The incident happened on June 6 in Khu Don Village Tract, Kawt'ree (Kawkareik) Township, Dooplaya District in the Myawaddy township, which is under the control of the Karen National Union (KNU).
Warrington-based Epiphany Trust has been working with the church in the village for the past 20 years. Its director, Bill Hampson, visited the church last year during a school prize-giving event, and received the news from the village.
He told Premier that at around 1:30 in the morning, it was attacked from the air by a plane from the country’s military dictatorship: “According to local observers, the aircraft dropped a cluster bomb, which is prohibited under the Convention on Cluster Munitions. The explosions resulted in the destruction of the church and severe damage to the school’s roof and doors.”
Since the military seized power in a coup in February 2021, the Myanmar Army (Tamadaw) has destroyed or severely damaged a total of 17 schools in the seven districts under the administration of the KNU, according to Epiphany Trust. But it has launched attacks on all Burma’s ethnic states.
There have been more than 200 reports of air attacks since the beginning of the year. The deadliest airstrike hit the Pa Zi Gyi village in northern Sagaing region in April, killing more than 170 people, including many women and children. (The state lies adjacent to Manipur in India).
“The last three months has seen particularly intense air attacks on Karen State”, commented Bill Hampson.

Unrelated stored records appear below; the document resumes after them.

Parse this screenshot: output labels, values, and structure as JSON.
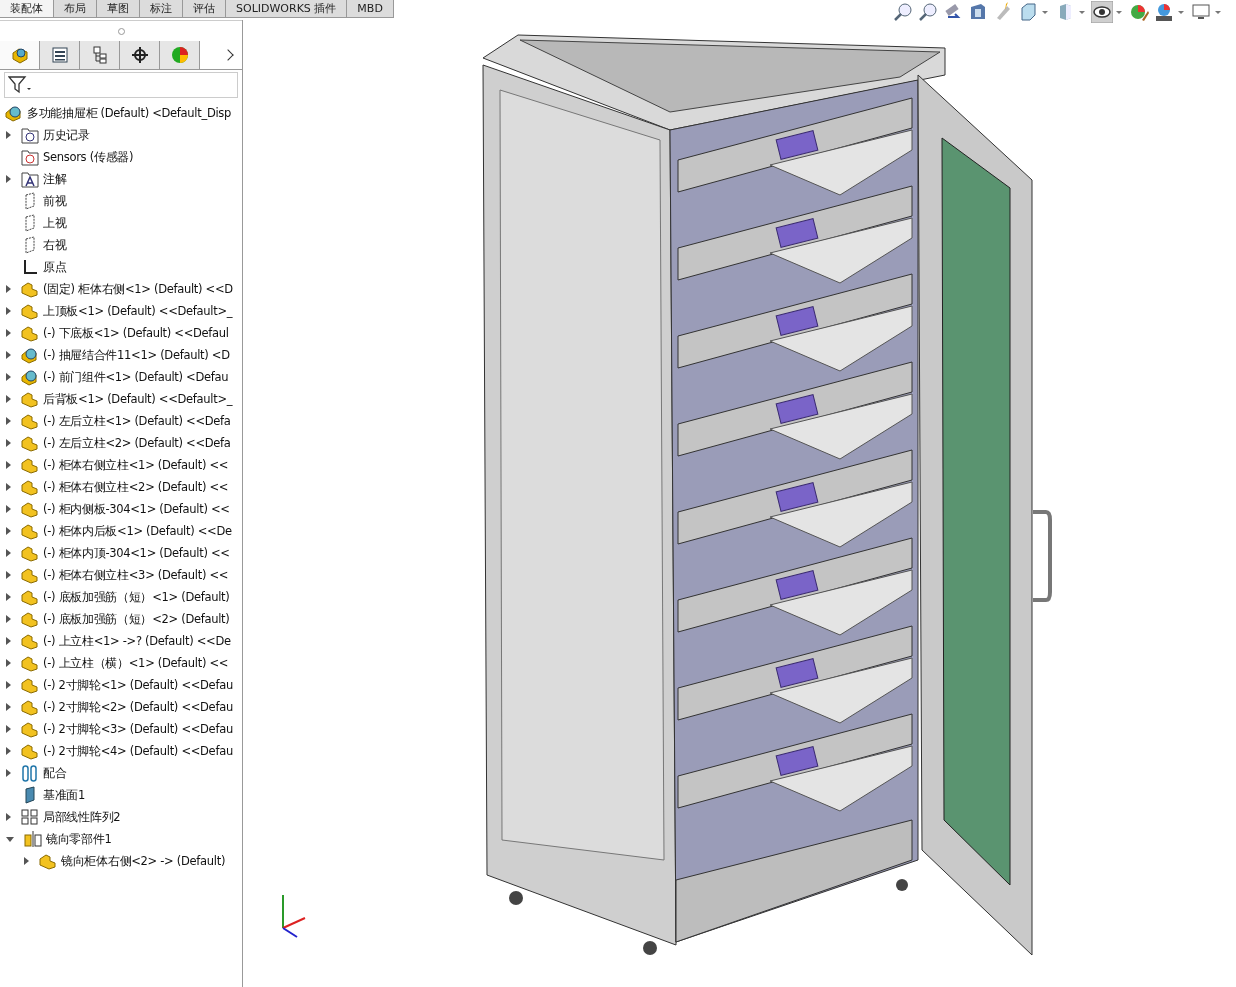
{
  "command_tabs": [
    {
      "label": "装配体",
      "selected": true
    },
    {
      "label": "布局",
      "selected": false
    },
    {
      "label": "草图",
      "selected": false
    },
    {
      "label": "标注",
      "selected": false
    },
    {
      "label": "评估",
      "selected": false
    },
    {
      "label": "SOLIDWORKS 插件",
      "selected": false
    },
    {
      "label": "MBD",
      "selected": false
    }
  ],
  "view_toolbar": [
    {
      "kind": "zoomfit",
      "selected": false,
      "dropdown": false
    },
    {
      "kind": "zoomarea",
      "selected": false,
      "dropdown": false
    },
    {
      "kind": "previous",
      "selected": false,
      "dropdown": false
    },
    {
      "kind": "section",
      "selected": false,
      "dropdown": false
    },
    {
      "kind": "annotation",
      "selected": false,
      "dropdown": false
    },
    {
      "kind": "cube",
      "selected": false,
      "dropdown": true
    },
    {
      "kind": "shaded",
      "selected": false,
      "dropdown": true
    },
    {
      "kind": "eye",
      "selected": true,
      "dropdown": true
    },
    {
      "kind": "appearance",
      "selected": false,
      "dropdown": false
    },
    {
      "kind": "scene",
      "selected": false,
      "dropdown": true
    },
    {
      "kind": "monitor",
      "selected": false,
      "dropdown": true
    }
  ],
  "panel_tabs": [
    {
      "kind": "tree",
      "selected": true
    },
    {
      "kind": "property",
      "selected": false
    },
    {
      "kind": "config",
      "selected": false
    },
    {
      "kind": "dimxpert",
      "selected": false
    },
    {
      "kind": "display",
      "selected": false
    }
  ],
  "tree": {
    "label": "多功能抽屉柜 (Default) <Default_Disp",
    "kind": "assembly",
    "children": [
      {
        "label": "历史记录",
        "kind": "history",
        "expanded": false
      },
      {
        "label": "Sensors (传感器)",
        "kind": "sensor"
      },
      {
        "label": "注解",
        "kind": "annotation",
        "expanded": false
      },
      {
        "label": "前视",
        "kind": "plane"
      },
      {
        "label": "上视",
        "kind": "plane"
      },
      {
        "label": "右视",
        "kind": "plane"
      },
      {
        "label": "原点",
        "kind": "origin"
      },
      {
        "label": "(固定) 柜体右侧<1> (Default) <<D",
        "kind": "part",
        "expanded": false
      },
      {
        "label": "上顶板<1> (Default) <<Default>_",
        "kind": "part",
        "expanded": false
      },
      {
        "label": "(-) 下底板<1> (Default) <<Defaul",
        "kind": "part",
        "expanded": false
      },
      {
        "label": "(-) 抽屉结合件11<1> (Default) <D",
        "kind": "assembly",
        "expanded": false
      },
      {
        "label": "(-) 前门组件<1> (Default) <Defau",
        "kind": "assembly",
        "expanded": false
      },
      {
        "label": "后背板<1> (Default) <<Default>_",
        "kind": "part",
        "expanded": false
      },
      {
        "label": "(-) 左后立柱<1> (Default) <<Defa",
        "kind": "part",
        "expanded": false
      },
      {
        "label": "(-) 左后立柱<2> (Default) <<Defa",
        "kind": "part",
        "expanded": false
      },
      {
        "label": "(-) 柜体右侧立柱<1> (Default) <<",
        "kind": "part",
        "expanded": false
      },
      {
        "label": "(-) 柜体右侧立柱<2> (Default) <<",
        "kind": "part",
        "expanded": false
      },
      {
        "label": "(-) 柜内侧板-304<1> (Default) <<",
        "kind": "part",
        "expanded": false
      },
      {
        "label": "(-) 柜体内后板<1> (Default) <<De",
        "kind": "part",
        "expanded": false
      },
      {
        "label": "(-) 柜体内顶-304<1> (Default) <<",
        "kind": "part",
        "expanded": false
      },
      {
        "label": "(-) 柜体右侧立柱<3> (Default) <<",
        "kind": "part",
        "expanded": false
      },
      {
        "label": "(-) 底板加强筋（短）<1> (Default)",
        "kind": "part",
        "expanded": false
      },
      {
        "label": "(-) 底板加强筋（短）<2> (Default)",
        "kind": "part",
        "expanded": false
      },
      {
        "label": "(-) 上立柱<1> ->? (Default) <<De",
        "kind": "part",
        "expanded": false
      },
      {
        "label": "(-) 上立柱（横）<1> (Default) <<",
        "kind": "part",
        "expanded": false
      },
      {
        "label": "(-) 2寸脚轮<1> (Default) <<Defau",
        "kind": "part",
        "expanded": false
      },
      {
        "label": "(-) 2寸脚轮<2> (Default) <<Defau",
        "kind": "part",
        "expanded": false
      },
      {
        "label": "(-) 2寸脚轮<3> (Default) <<Defau",
        "kind": "part",
        "expanded": false
      },
      {
        "label": "(-) 2寸脚轮<4> (Default) <<Defau",
        "kind": "part",
        "expanded": false
      },
      {
        "label": "配合",
        "kind": "mates",
        "expanded": false
      },
      {
        "label": "基准面1",
        "kind": "planesolid"
      },
      {
        "label": "局部线性阵列2",
        "kind": "pattern",
        "expanded": false
      },
      {
        "label": "镜向零部件1",
        "kind": "mirror",
        "expanded": true,
        "children": [
          {
            "label": "镜向柜体右侧<2> -> (Default)",
            "kind": "part",
            "expanded": false
          }
        ]
      }
    ]
  }
}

“Epiphany Trust funds schools in eight Karen villages, two of which have been attacked destroying homes and the village church that I attended exactly one year ago was totally destroyed”, he said.
“There have been casualties in the raids but not nearly as bad as it could have been as few sleep in their homes, choosing rather to go each day to sleep in the jungle or in caves. Recently the Karen armed resistance killed Tatmadaw soldiers, in retribution 19 villagers, including 4 children, were seized and burnt to death”, Mr Hampson added.
Air strikes have become a new and deadly tactic in Myanmar’s civil war since the military ousted Aung San Suu Kyi's elected government. The conflict is now in a stalemate across much of the country, with attacks by air carried out by an air force equipped by mostly Russian and Chinese-made aircraft.